Nelson Waneka, a partner at Levin Sitcoff in Denver, graduated from the Rising Star list to the Super Lawyer ranking in 2021. And while the litigation world slowed down through the pandemic, Waneka’s specialty in plaintiff’s side insurance law had him and colleagues at the firm seeing “cutting edge” COVID-19 cases.

A DU law graduate, Waneka said he appreciates that he is unlikely ever to experience all of the vast variety of scenarios in which insurance law is applied. “It’s not like we just do underinsured motorist claims or we just do property insurance claims or things like that,” he said. His firm also frequently handles efforts by business owners to obtain coverage under general commercial policies to defend against lawsuits.

Often, Waneka said, the “factual scenarios” are “just darn interesting. … I don’t know how to put it any other way, like there’s this huge scope of insurance-type losses,” he continued. “It’s just a broad world of insurance and insurance law, and you could never learn all of it.”

Waneka’s assessment is also that remote work is here to stay after the pandemic. Firms will still need a physical office, he said, if only to have space for trial preparation “war rooms,” deposition sites when clients prefer an in-person inquisition and periodic interaction with colleagues. At the same time, he said, many might now respect coworkers or employees who say they don’t need to be in the office everday. “That can be a real drain,” he said. “If people don’t want to come in everyday and they can get everything they need done and they know when it’s appropriate … to have no distractions or things like that,” then he thinks his firm will “try to be as flexible as possible.”

Waneka is the parent of two daughters. He and his wife, Carrina, lost a third daughter, Piper, to a rare brain tumor before her fifth birthday. He and his wife are commemorating a gift that moved donations to a charity they established to help finance research toward a cure of diffuse intrinsic pontine glioma, the pediatric cancer that killed Piper in late 2018, above $100,000.

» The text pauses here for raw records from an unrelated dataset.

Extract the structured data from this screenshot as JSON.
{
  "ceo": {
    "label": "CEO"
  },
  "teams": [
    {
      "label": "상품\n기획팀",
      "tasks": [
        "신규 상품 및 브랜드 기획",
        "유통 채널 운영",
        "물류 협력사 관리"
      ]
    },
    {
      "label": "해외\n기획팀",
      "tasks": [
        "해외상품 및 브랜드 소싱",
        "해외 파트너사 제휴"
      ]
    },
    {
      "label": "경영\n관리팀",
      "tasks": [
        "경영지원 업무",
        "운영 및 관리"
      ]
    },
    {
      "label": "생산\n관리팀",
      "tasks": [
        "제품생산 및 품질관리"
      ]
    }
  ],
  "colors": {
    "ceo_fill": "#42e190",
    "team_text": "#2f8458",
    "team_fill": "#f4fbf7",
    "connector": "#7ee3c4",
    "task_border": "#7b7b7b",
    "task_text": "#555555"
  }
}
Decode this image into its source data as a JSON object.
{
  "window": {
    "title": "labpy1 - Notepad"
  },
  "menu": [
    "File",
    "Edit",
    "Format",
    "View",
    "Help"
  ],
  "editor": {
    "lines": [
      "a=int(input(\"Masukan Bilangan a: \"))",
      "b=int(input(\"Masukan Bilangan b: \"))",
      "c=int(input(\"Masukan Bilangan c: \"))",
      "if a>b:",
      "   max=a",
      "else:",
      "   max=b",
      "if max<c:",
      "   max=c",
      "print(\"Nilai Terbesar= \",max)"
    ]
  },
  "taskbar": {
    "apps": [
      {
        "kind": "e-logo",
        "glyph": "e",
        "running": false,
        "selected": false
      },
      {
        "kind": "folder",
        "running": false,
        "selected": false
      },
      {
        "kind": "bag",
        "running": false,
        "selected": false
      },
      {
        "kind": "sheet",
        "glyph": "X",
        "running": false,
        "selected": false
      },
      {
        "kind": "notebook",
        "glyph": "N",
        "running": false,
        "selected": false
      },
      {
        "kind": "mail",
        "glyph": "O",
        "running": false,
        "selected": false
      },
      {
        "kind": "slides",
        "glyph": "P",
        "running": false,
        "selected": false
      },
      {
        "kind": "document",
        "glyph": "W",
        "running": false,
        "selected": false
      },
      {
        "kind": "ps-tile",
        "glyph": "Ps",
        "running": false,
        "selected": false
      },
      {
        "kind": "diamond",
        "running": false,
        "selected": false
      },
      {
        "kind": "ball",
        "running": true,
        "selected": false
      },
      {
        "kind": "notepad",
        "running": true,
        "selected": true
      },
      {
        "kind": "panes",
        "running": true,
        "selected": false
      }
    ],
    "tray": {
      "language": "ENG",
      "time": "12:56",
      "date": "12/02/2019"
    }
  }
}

Waneka said that the memory of his daughter, and his experience coping with the travails of health insurance coverage during her illness, inspires him to bring compassion and commitment to his work. For example, a pro bono client who was born with a congenital defect involving the absence of nine teeth desperately needed the help of a lawyer to convince her health insurer to cover her care. The operation “wasn’t super-expensive,” he said, but her family was unable to pay for it. “We got it covered. … And it’s cases like that make me do what I do.”